A lot Dutch cycling is done upright and at low speed. Sure, some people have nice racing bikes and ride them on weekends in masse like American yuppies go out on their crotch-rocket motorcycles on weekend mornings. But your leave-it-at-the-curb, daily-rider bike is a beater, often with handlebars for upright cycling – tall, moving at a predictable speed, easy for a motorist to notice.Apr 15, 2014 at 1:38 pm #2093312
I was going to write all of that, but as usual David, you covered it all and much better than I would have. When cycling culture is normalized and past some tipping point, it all gets MUCH more safe.
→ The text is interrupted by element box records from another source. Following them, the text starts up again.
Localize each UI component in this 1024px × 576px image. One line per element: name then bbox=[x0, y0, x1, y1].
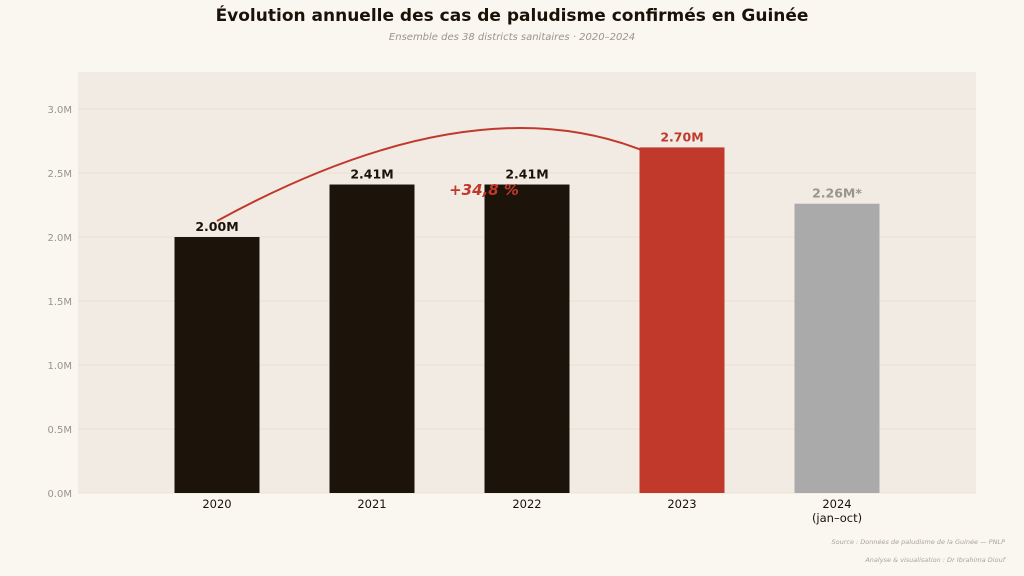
y-tick-label: 1.0M bbox=[47, 361, 72, 372]
x-tick-sublabel: (jan–oct) bbox=[812, 511, 862, 525]
chart-subtitle: Ensemble des 38 districts sanitaires · 2… bbox=[388, 32, 636, 43]
credit-note: Analyse & visualisation : Dr Ibrahima Di… bbox=[865, 556, 1005, 564]
bar-2021 bbox=[329, 184, 415, 493]
source-note: Source : Données de paludisme de la Guin… bbox=[831, 538, 1006, 546]
y-tick-label: 2.0M bbox=[47, 233, 72, 244]
y-tick-label: 3.0M bbox=[47, 105, 72, 116]
chart-title: Évolution annuelle des cas de paludisme … bbox=[215, 6, 809, 26]
x-tick-label: 2024 bbox=[822, 497, 851, 511]
bar-2024 bbox=[794, 203, 880, 493]
bar-2023 bbox=[639, 147, 725, 493]
x-tick-label: 2020 bbox=[202, 497, 231, 511]
data-label: 2.26M* bbox=[812, 186, 862, 201]
data-label: 2.41M bbox=[505, 167, 548, 182]
data-label: 2.41M bbox=[350, 167, 393, 182]
y-tick-label: 2.5M bbox=[47, 169, 72, 180]
data-label: 2.70M bbox=[660, 129, 703, 144]
y-tick-label: 0.5M bbox=[47, 425, 72, 436]
growth-annotation: +34,8 % bbox=[449, 181, 519, 199]
y-tick-label: 1.5M bbox=[47, 297, 72, 308]
bar-2020 bbox=[174, 237, 260, 493]
y-tick-label: 0.0M bbox=[47, 489, 72, 500]
growth-arc bbox=[216, 127, 641, 222]
x-tick-label: 2023 bbox=[667, 497, 696, 511]
bar-2022 bbox=[484, 184, 570, 493]
x-tick-label: 2022 bbox=[512, 497, 541, 511]
data-label: 2.00M bbox=[195, 219, 238, 234]
x-tick-label: 2021 bbox=[357, 497, 386, 511]
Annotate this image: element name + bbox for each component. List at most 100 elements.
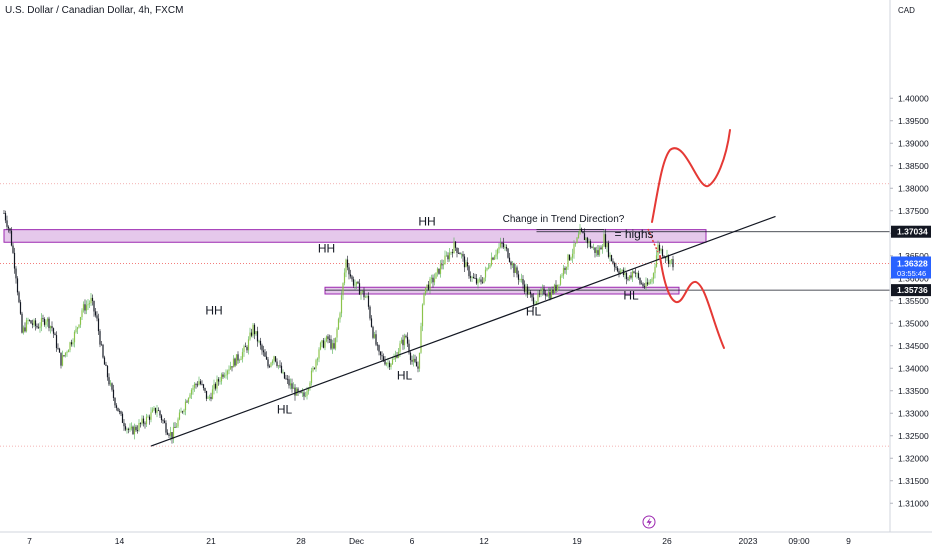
candle-body <box>567 254 569 267</box>
candle-body <box>645 282 647 288</box>
y-tick-label: 1.34000 <box>898 363 929 373</box>
candle-body <box>426 284 428 288</box>
candle-body <box>198 381 200 385</box>
candle-body <box>388 362 391 368</box>
price-tag-resistance: 1.37034 <box>897 227 928 237</box>
x-tick-label: 09:00 <box>788 536 810 546</box>
candle-body <box>454 241 457 248</box>
candle-body <box>519 279 521 281</box>
candle-body <box>270 362 272 367</box>
candle-body <box>471 276 473 278</box>
candle-body <box>301 392 304 394</box>
candle-body <box>609 255 611 257</box>
candle-body <box>595 250 598 253</box>
x-tick-label: 26 <box>662 536 672 546</box>
candle-body <box>415 361 418 367</box>
candle-body <box>513 263 515 273</box>
candle-body <box>436 268 439 273</box>
candle-body <box>409 352 412 361</box>
lightning-icon[interactable] <box>642 515 656 529</box>
candle-body <box>216 379 218 389</box>
candle-body <box>136 430 139 431</box>
candle-body <box>517 274 520 280</box>
candle-body <box>177 419 179 427</box>
candle-body <box>400 339 403 344</box>
candle-body <box>648 282 650 285</box>
candle-body <box>357 281 359 284</box>
candle-body <box>667 255 670 264</box>
candle-body <box>670 259 673 261</box>
candle-body <box>265 356 268 360</box>
candle-body <box>309 382 311 389</box>
y-tick-label: 1.33000 <box>898 408 929 418</box>
candle-body <box>153 407 155 410</box>
candle-body <box>67 350 70 353</box>
candle-body <box>159 410 161 416</box>
candle-body <box>315 360 317 369</box>
candle-body <box>337 319 340 330</box>
candle-body <box>469 276 472 278</box>
candle-body <box>252 324 254 336</box>
candle-body <box>514 267 517 273</box>
candle-countdown: 03:55:46 <box>897 269 926 278</box>
candle-body <box>537 293 539 302</box>
candle-body <box>321 340 323 343</box>
candle-body <box>366 295 368 297</box>
candle-body <box>171 432 173 440</box>
candle-body <box>615 266 617 268</box>
candle-body <box>31 323 34 325</box>
x-tick-label: 28 <box>296 536 306 546</box>
candle-body <box>405 335 407 338</box>
candle-body <box>481 281 484 283</box>
candle-body <box>453 241 455 254</box>
candle-body <box>532 297 535 305</box>
candle-body <box>658 244 661 251</box>
candle-body <box>138 422 140 431</box>
y-tick-label: 1.31000 <box>898 498 929 508</box>
candle-body <box>22 327 25 333</box>
candle-body <box>246 347 248 351</box>
candle-body <box>507 248 509 258</box>
candle-body <box>36 325 38 328</box>
candle-body <box>520 279 523 280</box>
candle-body <box>571 253 574 258</box>
candle-body <box>591 247 593 249</box>
candle-body <box>445 255 448 257</box>
candle-body <box>372 326 374 338</box>
candle-body <box>312 367 314 371</box>
candle-body <box>663 255 665 257</box>
candle-body <box>456 247 458 253</box>
price-tag-current: 1.36328 <box>897 258 928 268</box>
candle-body <box>646 282 649 285</box>
candle-body <box>57 348 59 349</box>
candle-body <box>538 293 541 295</box>
candle-body <box>55 335 58 349</box>
candle-body <box>657 244 659 256</box>
candle-body <box>459 253 461 255</box>
candle-body <box>130 426 133 429</box>
candle-body <box>30 320 32 324</box>
price-tag-support: 1.35736 <box>897 285 928 295</box>
candle-body <box>460 254 463 255</box>
candle-body <box>223 375 226 377</box>
candle-body <box>633 271 635 273</box>
label-hh-2: HH <box>318 242 335 256</box>
candle-body <box>654 266 656 274</box>
ascending-trendline <box>150 215 776 447</box>
candle-body <box>394 355 397 359</box>
candle-body <box>237 354 239 361</box>
chart-title: U.S. Dollar / Canadian Dollar, 4h, FXCM <box>5 5 183 16</box>
candle-body <box>498 246 500 250</box>
projection-down-path <box>659 255 725 349</box>
candle-body <box>637 273 640 278</box>
x-tick-label: 12 <box>479 536 489 546</box>
candle-body <box>330 339 332 349</box>
x-tick-label: 19 <box>572 536 582 546</box>
candle-body <box>384 360 386 365</box>
candle-body <box>484 269 487 278</box>
candle-body <box>3 213 5 214</box>
candle-body <box>550 289 553 299</box>
price-tag-resistance-bg <box>891 225 931 238</box>
candle-body <box>489 265 491 268</box>
candle-body <box>70 342 73 345</box>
I, for one, know that being more upright and keeping my speed down (and riding only in bike lanes, etc.) is my key to daily bike commuting safely! If I was surrounded by other bikers riding slowly on a dedicated/separated lane all on our short trip into work on our upright city bikes, then I'd be really safe. And might even take the helmet off!Apr 15, 2014 at 3:26 pm #2093363
@balzaccomLocale: Wine Country
One more element in Holland. In any accident involving a cyclist and a motorist, the motorist is automatically deemed at legal fault.Apr 16, 2014 at 7:15 pm #2093841
Statistics are great. They help evaluate risk. But the real world isn't particular about what side of the curve it puts YOU on.
Last May, while road cycling in Ireland, far away from the cities, my rental put me on the ground. A poorly routed speedo cable tensioned the front brake as I cranked to the right in a track stand. Zero speed. Boom! WTF?! Cracked my helmet in three places. Head was fine. I had a great trip.
In years past I have cracked several mountain biking helmets.
I can still walk, talk, tie my shoes, and feed myself.
I intend to continue wearing a helmet when cycling, regardless of the statistics.